Shriver advanced the cause of people with intellectual disabilities and helped establish the National Institute of Child Health and Human Development and the President’s Committee on Mental Retardation. She also helped in the establishment of many research centers now known as Eunice Kennedy Shriver Intellectual and Developmental Disabilities Research Centers at major universities throughout the United States, including Johns Hopkins, Harvard, and Stanford.
In 1962, she decided that it was time to go public with the story of her mentally disabled sister, Rosemary. She wrote an article titled “Hope for the Retarded Child,” which was published in The Saturday Evening Post. The article was a turning point in the treatment of people who had intellectual disabilities and encouraged many people to confront issues that until then had been largely hidden from society.

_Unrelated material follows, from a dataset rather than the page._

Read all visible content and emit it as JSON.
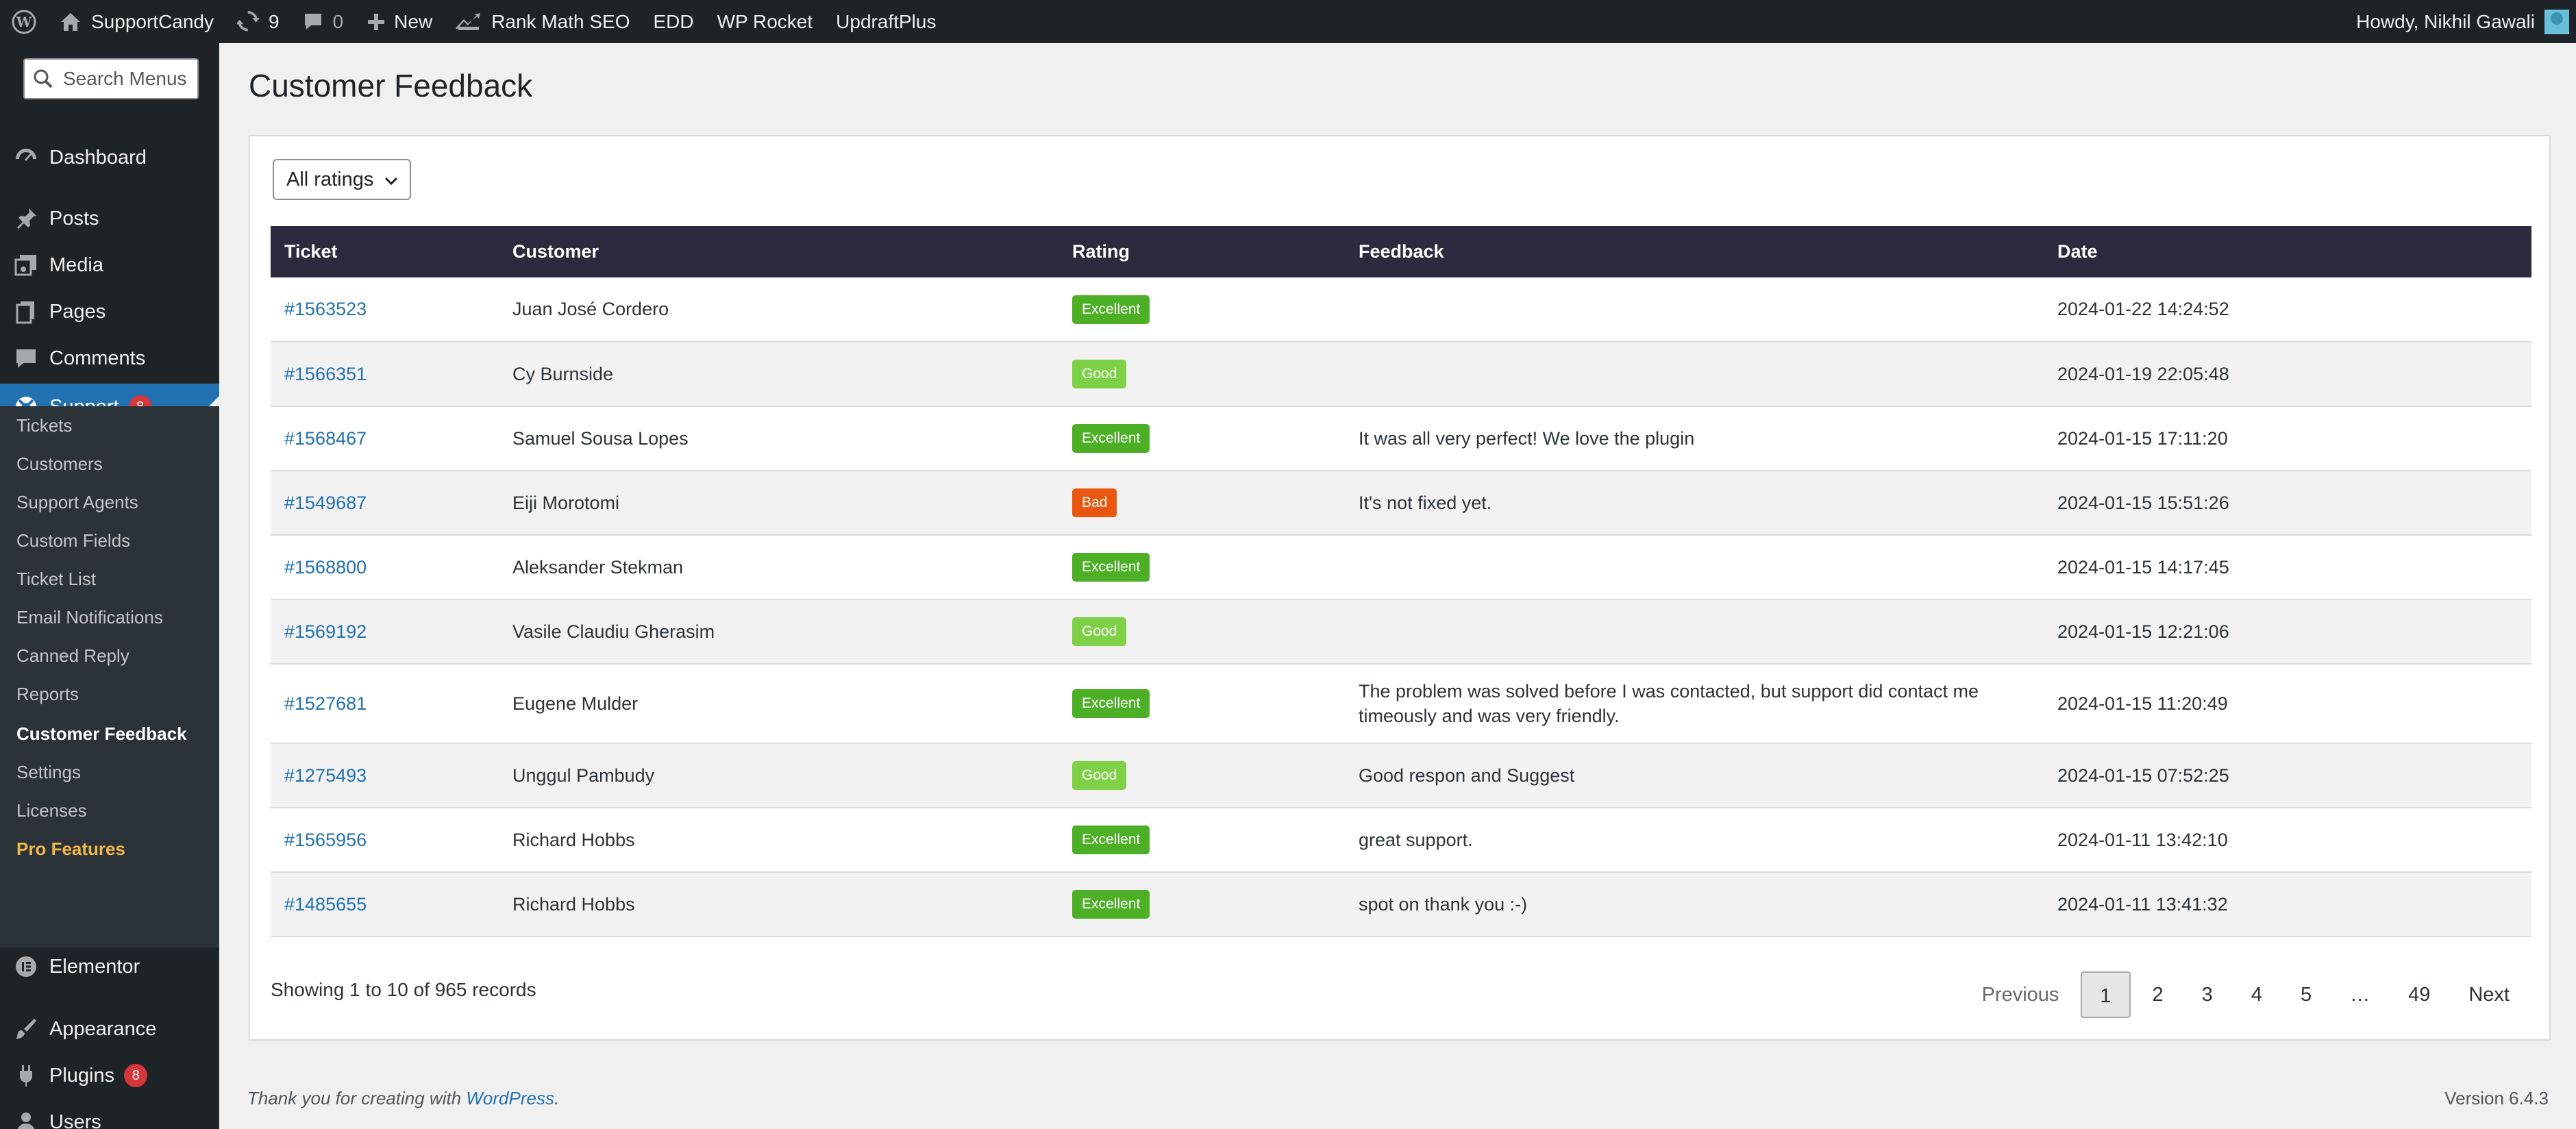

Earlier that year, she opened a summer camp for children mental disabilities. She was inspired by a mother who called her and complained that there were no summer camps where she could send her disabled child. She decided to start her own camp for children with developmental disabilities at her home in Maryland. This was what led her and her husband Robert Sargent Shriver, Jr., to start the Special Olympics.
In 1968, just weeks after the assassination of Robert Kennedy, she opened the first national games in Chicago. More than 1,000 athletes with intellectual disabilities from 26 states and from Canada competed in athletics.
She opened the first Special Olympics Games with these words, “In ancient Rome, the gladiators went into the arena with these words on their lips: let me win, but if I cannot win, let me be brave in the attempt. Today, all of you young athletes are in the arena. Many of you will win. But even more important, I know you will be brave and bring credit to your parents and to your country. Let us begin the Olympics, thank you”.
Today, more than three million Special Olympic athletes in more than 150 countries participate in Special Olympics.
She continued to work to improve the lives of people with intellectual disabilities and received numerous honors and awards, including the Presidential Medal of Freedom, from Ronald Reagan in 1984.
As President Reagan said:
“With enormous conviction and unrelenting effort, Eunice Kennedy Shriver has labored on behalf of America’s least powerful people, those with mental retardation. Over the last two decades, she has been at the forefront of numerous initiatives on behalf of the mentally retarded, from creating day camps to establishing research centers, to the founding of the Special Olympics program. Her decency and goodness have touched the lives of many, and Eunice Kennedy Shriver deserves America’s praise, gratitude, and love”.
Eunice Kennedy Shriver died on August 11, 2009.